Why are the Centurion women’s series races 25km?

Spring is fast approaching (in my mind at least)! We celebrated Henrik’s Day yesterday, halfway through winter, and so we’re on the home stretch to race season. Time to spend some time on the rollers and check out the ride/race season ahead.

Friends send me messages asking if I’m keen/willing to do this event or that race, family schedules are checked, and plans are made.

Last night I got a message from a friend scheming about the Centurion series. We’d done the Gran Fondo together last year and had a fun time. The Centurion series is similar in spirit–let the racers, race and let the riders ride–fast paced but more fun than serious road race. And given the hills, that suits me fine.

Here’s the promotional blurb:

We’re combining the mass-participation buzz of a big-city marathon with the epic feel of riding in a stage of the Tour de France. If you want to race, you can race. If you’d rather ride, you can ride.  Centurion Cycling events feature:

Centurion Cycling welcomes racers, competitive cyclists, tri-athletes in training, recreational riders and families/friends to all embrace this new challenge and be a Centurion!

In the end the date won’t work. There’s a good chance I’ll be at a conference in Madrid. But while  on the website I noticed that they were launching a women’s series. I thought that might a fun event for me and some of my women cyclist friends.While I’m not a huge of cupcake rides, I like riding with other women. There isn’t much going on here in women’s cycling, but a Centurion race for women? Wow, that could be fun.

Except it’s not 100 km. It’s not a century. The women’s ride is 25 km.

Last I checked that isn’t a century in any known system of measurement!

And it’s PINK! Screaming pink! A fundraiser for breast cancer research. So pink, and breasts, and one quarter the distance of the standard Centurion rides. Really!

This is a problem. In my academic talk I’ve been giving here and there about women and cycling I note that distances often vary drastically between men’s and women’s races. There’s no good reason why. Yes, some women are slower than some men. Some women are faster than some men too. But on average women are slower. So maybe the volunteers want to pack up and go home once the men’s race is over. Fine. But that gap might be 100 km for men and 80 km for women, not 25 km for women.

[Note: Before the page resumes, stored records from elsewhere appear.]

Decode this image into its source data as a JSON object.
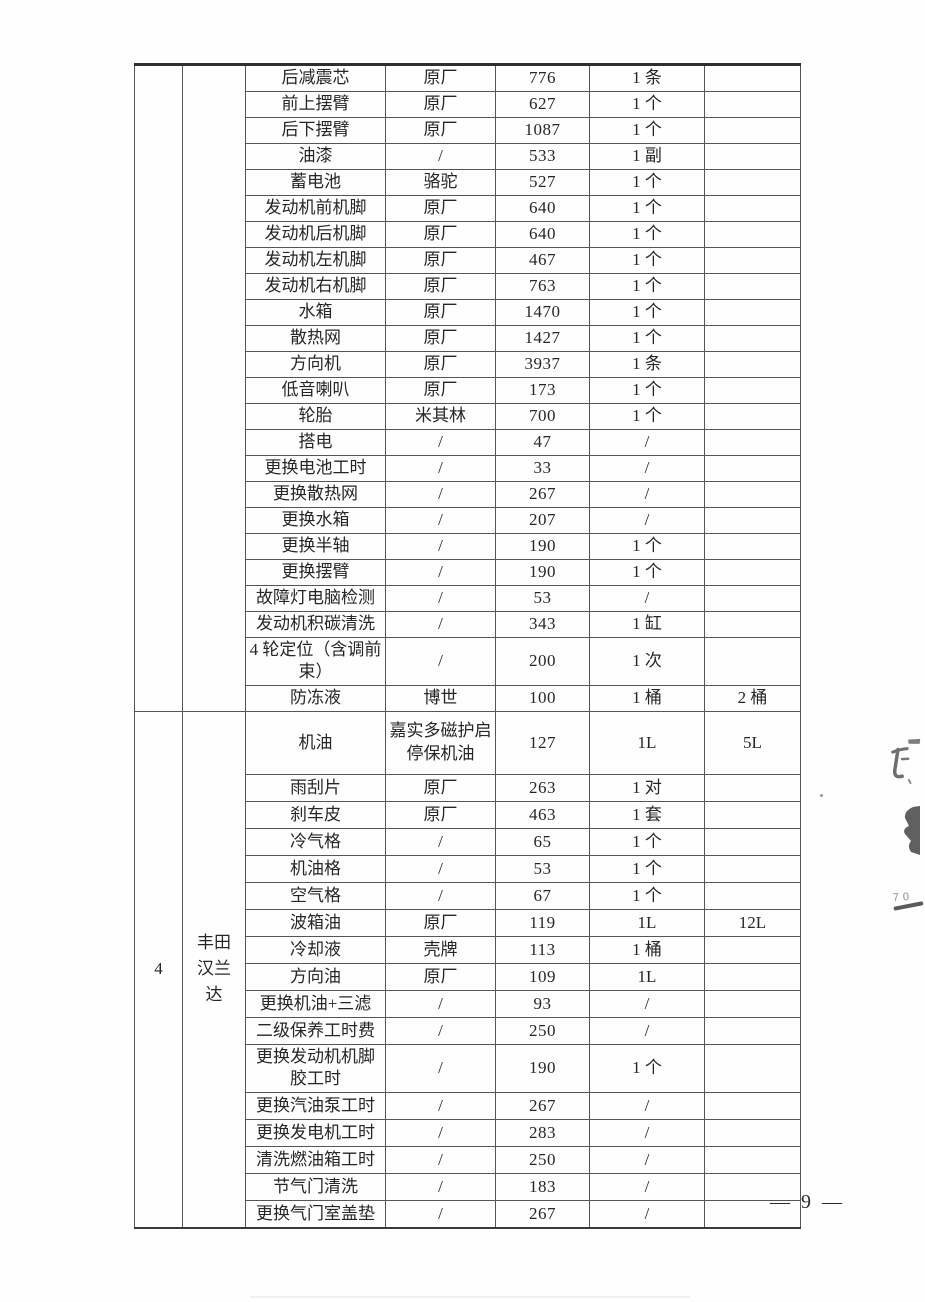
{
  "palette": {
    "paper": "#fefefe",
    "table_border": "#555555",
    "table_outer_border": "#2e2e2e",
    "text": "#262626"
  },
  "table": {
    "sections": [
      {
        "index_label": "",
        "vehicle_label": "",
        "rows": [
          [
            "后减震芯",
            "原厂",
            "776",
            "1 条",
            ""
          ],
          [
            "前上摆臂",
            "原厂",
            "627",
            "1 个",
            ""
          ],
          [
            "后下摆臂",
            "原厂",
            "1087",
            "1 个",
            ""
          ],
          [
            "油漆",
            "/",
            "533",
            "1 副",
            ""
          ],
          [
            "蓄电池",
            "骆驼",
            "527",
            "1 个",
            ""
          ],
          [
            "发动机前机脚",
            "原厂",
            "640",
            "1 个",
            ""
          ],
          [
            "发动机后机脚",
            "原厂",
            "640",
            "1 个",
            ""
          ],
          [
            "发动机左机脚",
            "原厂",
            "467",
            "1 个",
            ""
          ],
          [
            "发动机右机脚",
            "原厂",
            "763",
            "1 个",
            ""
          ],
          [
            "水箱",
            "原厂",
            "1470",
            "1 个",
            ""
          ],
          [
            "散热网",
            "原厂",
            "1427",
            "1 个",
            ""
          ],
          [
            "方向机",
            "原厂",
            "3937",
            "1 条",
            ""
          ],
          [
            "低音喇叭",
            "原厂",
            "173",
            "1 个",
            ""
          ],
          [
            "轮胎",
            "米其林",
            "700",
            "1 个",
            ""
          ],
          [
            "搭电",
            "/",
            "47",
            "/",
            ""
          ],
          [
            "更换电池工时",
            "/",
            "33",
            "/",
            ""
          ],
          [
            "更换散热网",
            "/",
            "267",
            "/",
            ""
          ],
          [
            "更换水箱",
            "/",
            "207",
            "/",
            ""
          ],
          [
            "更换半轴",
            "/",
            "190",
            "1 个",
            ""
          ],
          [
            "更换摆臂",
            "/",
            "190",
            "1 个",
            ""
          ],
          [
            "故障灯电脑检测",
            "/",
            "53",
            "/",
            ""
          ],
          [
            "发动机积碳清洗",
            "/",
            "343",
            "1 缸",
            ""
          ],
          [
            "4 轮定位（含调前束）",
            "/",
            "200",
            "1 次",
            ""
          ],
          [
            "防冻液",
            "博世",
            "100",
            "1 桶",
            "2 桶"
          ]
        ]
      },
      {
        "index_label": "4",
        "vehicle_label": "丰田汉兰达",
        "rows": [
          [
            "机油",
            "嘉实多磁护启停保机油",
            "127",
            "1L",
            "5L"
          ],
          [
            "雨刮片",
            "原厂",
            "263",
            "1 对",
            ""
          ],
          [
            "刹车皮",
            "原厂",
            "463",
            "1 套",
            ""
          ],
          [
            "冷气格",
            "/",
            "65",
            "1 个",
            ""
          ],
          [
            "机油格",
            "/",
            "53",
            "1 个",
            ""
          ],
          [
            "空气格",
            "/",
            "67",
            "1 个",
            ""
          ],
          [
            "波箱油",
            "原厂",
            "119",
            "1L",
            "12L"
          ],
          [
            "冷却液",
            "壳牌",
            "113",
            "1 桶",
            ""
          ],
          [
            "方向油",
            "原厂",
            "109",
            "1L",
            ""
          ],
          [
            "更换机油+三滤",
            "/",
            "93",
            "/",
            ""
          ],
          [
            "二级保养工时费",
            "/",
            "250",
            "/",
            ""
          ],
          [
            "更换发动机机脚胶工时",
            "/",
            "190",
            "1 个",
            ""
          ],
          [
            "更换汽油泵工时",
            "/",
            "267",
            "/",
            ""
          ],
          [
            "更换发电机工时",
            "/",
            "283",
            "/",
            ""
          ],
          [
            "清洗燃油箱工时",
            "/",
            "250",
            "/",
            ""
          ],
          [
            "节气门清洗",
            "/",
            "183",
            "/",
            ""
          ],
          [
            "更换气门室盖垫",
            "/",
            "267",
            "/",
            ""
          ]
        ]
      }
    ]
  },
  "footer": {
    "page_number": "— 9 —"
  },
  "artifacts": {
    "handwritten_number": "70"
  }
}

And 100 km isn’t even that far.

Sometimes the difference is even worse. See Neil Browne, a sports journalist, who writes about the gap between men’s and women’s cycling events.

“The upcoming Atlanta 100K race dramatically showcases both of these inequalities. The women’s event, which is NRC categorized, is a 10-kilometer race with a $2,000 pay-out. The men’s non-NRC race is 100 kilometers and pays $10,000. The Atlanta 100K race offers a dramatically shorter race for the women.”

It’s not just a difference in distance. A 10 km race is a different kind of race than a 100 km race. Different sorts of cyclists will win.

Going back to the women’s Centurion I’m pretty sure the 25 km event won’t lose the hills and for me a 100 km ride that includes hills is different than a 25 km event with those same hills.

And I’m not going to want to put my bike on the back of my car, drive two hours each way, for a ride/race that will be over in well under an hour. Grrr.

[UPDATE: Looks like all distances are in miles. Makes sense for the century as 100 miles is what people usually mean when they say a “century” ride. The women’s ride must be 25 miles, not 25 km, as they estimate the finishing times between 1 and 2 hours. But still the gap remains, it’s now a gap between 25 miles and 100 miles, not 25 and 100 km.]

I’m not opposed to charity rides but it’s not clear to me why the women’s event is a charity event and the open event isn’t. Too many stereotypes all in one place for me.